Capsaicin analog could help treatment-resistant lung cancer

Lung CA seen on CXR. Photo credit: James Heilman, MD / Wikipedia

A new study found that the non-sharp synthetic analogue of capsaicin – the compound that makes chili peppers hot – small cell lung cancer cells respond better to treatment. Small cell lung cancer is a very aggressive form of cancer with a low survival rate.

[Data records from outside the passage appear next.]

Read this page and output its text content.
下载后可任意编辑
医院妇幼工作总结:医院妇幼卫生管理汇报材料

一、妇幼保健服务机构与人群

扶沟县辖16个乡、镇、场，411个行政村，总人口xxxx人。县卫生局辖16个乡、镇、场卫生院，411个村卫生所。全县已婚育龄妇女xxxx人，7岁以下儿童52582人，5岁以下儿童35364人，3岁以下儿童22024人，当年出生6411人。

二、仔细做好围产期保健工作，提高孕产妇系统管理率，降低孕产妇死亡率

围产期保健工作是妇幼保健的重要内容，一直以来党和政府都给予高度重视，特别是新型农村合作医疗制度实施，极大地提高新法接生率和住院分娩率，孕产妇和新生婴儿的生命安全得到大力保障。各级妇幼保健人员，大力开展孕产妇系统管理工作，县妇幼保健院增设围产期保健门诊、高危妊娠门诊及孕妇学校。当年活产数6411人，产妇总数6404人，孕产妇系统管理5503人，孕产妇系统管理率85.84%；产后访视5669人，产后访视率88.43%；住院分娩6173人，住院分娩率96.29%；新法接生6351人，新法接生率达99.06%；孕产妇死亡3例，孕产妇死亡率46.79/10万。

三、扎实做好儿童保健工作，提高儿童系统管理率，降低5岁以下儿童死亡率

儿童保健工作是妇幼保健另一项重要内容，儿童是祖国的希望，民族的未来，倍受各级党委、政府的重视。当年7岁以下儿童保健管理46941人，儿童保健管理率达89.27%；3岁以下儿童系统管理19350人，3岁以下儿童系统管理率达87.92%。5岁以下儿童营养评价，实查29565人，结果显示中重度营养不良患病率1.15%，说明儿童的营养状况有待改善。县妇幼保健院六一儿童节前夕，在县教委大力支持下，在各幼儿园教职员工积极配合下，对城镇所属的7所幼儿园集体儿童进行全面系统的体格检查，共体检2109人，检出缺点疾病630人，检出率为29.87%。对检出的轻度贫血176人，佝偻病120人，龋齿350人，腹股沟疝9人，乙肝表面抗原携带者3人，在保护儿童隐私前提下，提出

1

Cisplatin-based combination chemotherapy is usually the initial treatment for patients with small cell lung cancer. Although patients respond well to this chemotherapy initially, the tumor usually comes back in a form that is unresponsive to treatment within a year. Patients with relapsed small cell lung cancer have very few treatment options.

“Irinotecan is the only FDA-approved second-line drug for small cell lung cancer, but fewer than 3% of patients respond to it,” said research team leader Piyali Dasgupta, Ph.D., of Marshall University. “Therefore, drugs that improve the anticancer activity of irinotecan would be of great value to these patients.”

Jamie Friedman, a former graduate student at Dasgupta’s laboratory, will present the new findings at the American Society for Investigative Pathology’s annual meeting during the Experimental Biology (EB) 2021 virtual meeting, April 27-30.

The natural compound capsaicin has been shown to have cancer-fighting effects, but its heat can also cause a burning sensation, stomach cramps, bowel pain, and nausea. In the new work, researchers looked at Arvanil, a synthetic capsaicin analog without the undesirable side effects of capsaicin.

When the researchers exposed two cisplatin-resistant lung cancer cell lines to a low concentration of Arvanil, they saw no growth-inhibiting activity. However, when they treated the cells with varying concentrations of SN38 – the active ingredient irinotecan – they observed that the presence of Arvanil greatly enhanced SN38’s ability to slow the growth of cancer cells. Statistical analysis showed that the interaction between Arvanil and SN38 was synergistic in nature.

“Because Arvanil increases the anticancer activity of SN38 in human small cell lung cancer cells, Arvanil-based combination therapies may be useful for patients with relapsed small cell lung cancer cells,” Friedman said. “We hope this work will pave the way for novel therapies in relapsed and cisplatin-resistant small cell lung cancer.”

Spicy combination of chili peppers slows the progression of lung cancer

More information:
Jamie Friedman will present the results in Poster R361 (Executive Summary).